Gore, sex, set up, serve up in any order and pretend it’s still innovative. The Game of Thrones formula that I’ve found wearing a little bit thin in recent seasons, and Stormborn seemed to just be another episode of that. I know that there’s something to be said for tuning into a show and knowing what you’ll get, but wasn’t the whole point of GoT that the story was new and exciting? It feels almost like the story’s been coasting since the Red Wedding, which was over three seasons ago now. Honestly, what do we feel like we’ve seen achieved in that time? Sure, Jeoffrey died, and the white walkers finally showed up again (for all of two minutes), but it’s not really felt as dynamic as those early seasons. The problem may be with the source material, which also drags heavily at the same period (looking at you A Feast For Crows). Though this series has stepped it up in a couple of minor areas, including some fantastic shot transitions, it’s failing so far to capture the old magic that the earlier seasons enjoyed.

In this episode Arya really personifies the whole issue I have with the series, she’s going one way, so close to getting to King’s Landing and murdering Cersei; all of a sudden she’s going the other way, so she gets absolutely nothing done. There’s a kind of nice moment where she comes across her direwolf Nymeria for the first time in years and offers to take her to Winterfell but the wolf refuses, it’s a cool bit of subtle symbolism that annoyingly makes everything she’s done this episode pointless. I hope the next time we see her she’s at least in King’s Landing, or Winterfell, which would invalidate her epiphany there and not surprise me in the least at this point."I've spent the last 5 years running away from character development"
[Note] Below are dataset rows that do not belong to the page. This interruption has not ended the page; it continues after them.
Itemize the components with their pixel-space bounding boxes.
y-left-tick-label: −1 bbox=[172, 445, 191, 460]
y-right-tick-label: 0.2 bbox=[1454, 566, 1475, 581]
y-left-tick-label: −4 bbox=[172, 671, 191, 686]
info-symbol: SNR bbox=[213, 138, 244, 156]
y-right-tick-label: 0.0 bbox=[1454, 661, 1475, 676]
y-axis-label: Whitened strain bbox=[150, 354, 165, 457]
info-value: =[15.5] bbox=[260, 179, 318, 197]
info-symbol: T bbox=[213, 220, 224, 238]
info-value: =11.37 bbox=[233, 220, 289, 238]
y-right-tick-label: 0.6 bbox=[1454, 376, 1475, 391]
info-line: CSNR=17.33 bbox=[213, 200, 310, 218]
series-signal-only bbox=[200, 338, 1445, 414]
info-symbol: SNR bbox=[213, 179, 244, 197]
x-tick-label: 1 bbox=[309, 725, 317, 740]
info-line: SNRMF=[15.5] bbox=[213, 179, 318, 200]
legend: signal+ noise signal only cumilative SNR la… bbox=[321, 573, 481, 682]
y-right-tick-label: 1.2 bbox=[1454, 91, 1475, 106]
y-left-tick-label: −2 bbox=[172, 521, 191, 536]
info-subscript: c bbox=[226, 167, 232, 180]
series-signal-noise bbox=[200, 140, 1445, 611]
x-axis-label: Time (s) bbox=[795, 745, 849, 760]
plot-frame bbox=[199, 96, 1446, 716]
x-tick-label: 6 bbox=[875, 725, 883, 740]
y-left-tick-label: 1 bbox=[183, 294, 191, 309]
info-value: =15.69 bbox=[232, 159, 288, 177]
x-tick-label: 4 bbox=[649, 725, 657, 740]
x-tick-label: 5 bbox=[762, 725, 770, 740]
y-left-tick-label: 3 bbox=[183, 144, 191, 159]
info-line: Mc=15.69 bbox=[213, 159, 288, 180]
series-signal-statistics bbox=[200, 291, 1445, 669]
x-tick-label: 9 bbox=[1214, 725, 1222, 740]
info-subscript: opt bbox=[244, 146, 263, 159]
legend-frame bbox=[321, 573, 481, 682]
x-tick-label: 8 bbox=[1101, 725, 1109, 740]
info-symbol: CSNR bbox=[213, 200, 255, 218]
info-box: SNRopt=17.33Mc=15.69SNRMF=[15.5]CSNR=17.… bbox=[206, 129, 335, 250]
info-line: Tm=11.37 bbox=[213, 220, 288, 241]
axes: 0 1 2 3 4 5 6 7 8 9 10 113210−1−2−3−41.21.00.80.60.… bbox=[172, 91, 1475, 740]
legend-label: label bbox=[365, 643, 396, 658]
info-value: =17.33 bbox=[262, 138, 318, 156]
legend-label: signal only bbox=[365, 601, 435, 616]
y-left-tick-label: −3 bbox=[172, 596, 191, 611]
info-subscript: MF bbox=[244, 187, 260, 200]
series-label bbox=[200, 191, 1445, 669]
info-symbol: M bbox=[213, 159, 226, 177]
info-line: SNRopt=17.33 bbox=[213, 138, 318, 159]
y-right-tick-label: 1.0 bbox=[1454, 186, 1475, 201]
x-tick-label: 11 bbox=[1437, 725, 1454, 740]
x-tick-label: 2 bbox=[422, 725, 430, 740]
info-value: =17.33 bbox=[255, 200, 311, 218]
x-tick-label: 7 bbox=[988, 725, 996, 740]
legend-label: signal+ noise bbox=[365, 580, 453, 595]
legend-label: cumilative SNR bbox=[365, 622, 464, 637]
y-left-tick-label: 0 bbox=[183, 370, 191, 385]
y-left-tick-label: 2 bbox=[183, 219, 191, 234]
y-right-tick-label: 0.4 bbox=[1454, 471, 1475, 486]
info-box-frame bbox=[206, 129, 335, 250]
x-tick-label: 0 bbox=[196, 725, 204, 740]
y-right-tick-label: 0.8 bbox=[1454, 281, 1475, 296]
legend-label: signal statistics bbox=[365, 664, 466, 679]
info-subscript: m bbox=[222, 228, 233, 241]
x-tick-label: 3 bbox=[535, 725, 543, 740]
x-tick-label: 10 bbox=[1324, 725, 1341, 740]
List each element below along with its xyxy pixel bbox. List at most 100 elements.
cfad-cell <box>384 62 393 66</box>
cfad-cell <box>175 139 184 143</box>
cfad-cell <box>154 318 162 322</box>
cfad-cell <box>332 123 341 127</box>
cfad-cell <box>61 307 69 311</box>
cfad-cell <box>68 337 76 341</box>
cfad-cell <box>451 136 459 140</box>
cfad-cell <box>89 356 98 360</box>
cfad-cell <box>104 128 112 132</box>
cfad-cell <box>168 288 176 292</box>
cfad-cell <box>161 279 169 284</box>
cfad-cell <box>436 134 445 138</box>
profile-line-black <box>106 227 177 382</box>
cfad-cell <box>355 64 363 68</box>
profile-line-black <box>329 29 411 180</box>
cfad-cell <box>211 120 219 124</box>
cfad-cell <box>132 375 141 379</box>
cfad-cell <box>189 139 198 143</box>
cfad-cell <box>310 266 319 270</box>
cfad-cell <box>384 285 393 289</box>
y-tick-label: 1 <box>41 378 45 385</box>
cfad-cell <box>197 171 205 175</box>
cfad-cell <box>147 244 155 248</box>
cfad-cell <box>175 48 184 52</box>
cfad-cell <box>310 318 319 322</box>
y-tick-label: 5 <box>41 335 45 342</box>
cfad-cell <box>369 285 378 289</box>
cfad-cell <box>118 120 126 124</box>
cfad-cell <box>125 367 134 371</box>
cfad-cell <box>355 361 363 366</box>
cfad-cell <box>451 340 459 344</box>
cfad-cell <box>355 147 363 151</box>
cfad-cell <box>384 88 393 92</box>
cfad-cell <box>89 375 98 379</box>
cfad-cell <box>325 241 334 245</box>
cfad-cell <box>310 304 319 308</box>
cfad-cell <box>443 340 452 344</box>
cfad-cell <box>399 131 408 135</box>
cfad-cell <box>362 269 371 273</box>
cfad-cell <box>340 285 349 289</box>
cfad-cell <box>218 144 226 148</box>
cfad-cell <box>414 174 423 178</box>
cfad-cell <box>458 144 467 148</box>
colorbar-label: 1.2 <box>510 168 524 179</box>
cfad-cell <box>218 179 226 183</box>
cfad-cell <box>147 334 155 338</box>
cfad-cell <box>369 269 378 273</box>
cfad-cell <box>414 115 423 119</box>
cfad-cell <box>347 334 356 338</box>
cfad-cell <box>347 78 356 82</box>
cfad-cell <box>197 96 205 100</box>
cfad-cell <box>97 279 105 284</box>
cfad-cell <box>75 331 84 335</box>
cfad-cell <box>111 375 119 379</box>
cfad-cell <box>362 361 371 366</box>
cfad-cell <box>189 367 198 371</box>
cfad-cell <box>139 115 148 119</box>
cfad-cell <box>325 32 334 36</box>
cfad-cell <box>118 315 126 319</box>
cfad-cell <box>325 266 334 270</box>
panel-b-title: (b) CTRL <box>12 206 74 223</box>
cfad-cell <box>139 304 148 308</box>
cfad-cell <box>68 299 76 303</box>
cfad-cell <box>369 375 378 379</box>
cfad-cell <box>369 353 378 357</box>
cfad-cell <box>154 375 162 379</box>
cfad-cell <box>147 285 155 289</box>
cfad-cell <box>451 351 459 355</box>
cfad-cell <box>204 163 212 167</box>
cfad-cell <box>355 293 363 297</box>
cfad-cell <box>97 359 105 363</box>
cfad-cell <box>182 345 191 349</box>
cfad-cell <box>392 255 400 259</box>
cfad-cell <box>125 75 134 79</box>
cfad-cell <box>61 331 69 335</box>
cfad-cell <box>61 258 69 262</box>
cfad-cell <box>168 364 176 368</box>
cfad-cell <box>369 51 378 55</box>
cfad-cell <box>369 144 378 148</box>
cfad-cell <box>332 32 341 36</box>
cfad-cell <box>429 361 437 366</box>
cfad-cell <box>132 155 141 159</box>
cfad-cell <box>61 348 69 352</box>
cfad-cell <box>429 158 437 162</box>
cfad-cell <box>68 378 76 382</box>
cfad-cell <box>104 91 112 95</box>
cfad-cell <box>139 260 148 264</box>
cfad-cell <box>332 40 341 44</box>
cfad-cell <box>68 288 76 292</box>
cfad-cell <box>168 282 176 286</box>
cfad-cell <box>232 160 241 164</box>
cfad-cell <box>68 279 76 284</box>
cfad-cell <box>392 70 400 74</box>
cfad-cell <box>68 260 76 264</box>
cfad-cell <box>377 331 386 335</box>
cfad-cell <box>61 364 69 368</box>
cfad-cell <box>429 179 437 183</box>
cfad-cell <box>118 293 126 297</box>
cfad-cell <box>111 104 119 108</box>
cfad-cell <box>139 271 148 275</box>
Elsewhere in the Seven Kingdoms, Jon and Sansa continue to have meetings in that one room, and Littlefinger continues to prove he’s actually really really bad at politics when he’s not dealing with someone who’s refusing to play, his only successes have really been betraying Ned when Ned wasn’t paying attention and pushing a woman with mental health issues through a trapdoor. Approaching Jon in the Stark family crypt; reminding him his adoptive mother hated him; basically saying “I want to bang your little sister because she reminds me of her mum”; truly, he’s a suave master of court intrigue.

Speaking of which, Varys and Daenerys have a bit of a falling out this week. To be fair to Daenerys, he did try to have her killed, and betray at least the mad king and Robert (also probably Joffrey and Tommen); he’s not exactly got the best record for ‘loyal servant’. This exchange ends on another flip-flop, starting with Daenerys practically ready to execute Varys and ending with her trusting him completely again because he ‘works for the people’ it feels more like an excuse to set Daenerys up as a benevolent ruler who deserves to rule because she wants to be told she’s wrong sometimes than anything of actual value. I understand she’s the inevitable victor here, what with the big scaley nukes she has, but really that’s kind of a problem for me, setting her and Jon Snow up as ‘fair and benevolent rulers’ through these kinds of exchanges (and Jon gets his own this episode too) only makes them feel bland, they’re not actually doing anything, but they’re supposed to be the heroes and are set up to prove it in *whichever council chambers* by talking to *antagonistic member of council*.

game-of-thrones-season-7-promo-photo
“If I insist I’m a good ruler long enough they’ll HAVE to believe me”

Finally for this episode, we’re treated to the first of the fights we were promised for this season. Set on a boat, with dizzying cinematography to highlight how chaotic it is, and lit by torchlight this fight is a stark contrast to the Battle of the Bastards last season. Where Battle of the Bastards was chaotic and claustrophobic, this just feels cluttered and at times disjointed. Euron Greyjoy has replaced Ramsey Bolton as the token ‘crazy and evil’ character, and he joyfully cackles his way through the fight, with his special tentacle axe (that does look really cool to be fair); culminating in yet another step back from character development by Theon, the fight largely left me cold, though there was a moment I thought was about to transition into another goddamn rape scene and I was gratified to find didn’t. Theon really doesn’t have any other course of action to the one he chose, but still, in a series where no one’s character has had any lasting change, except the ones who died, it grates on me to see it happen to every character.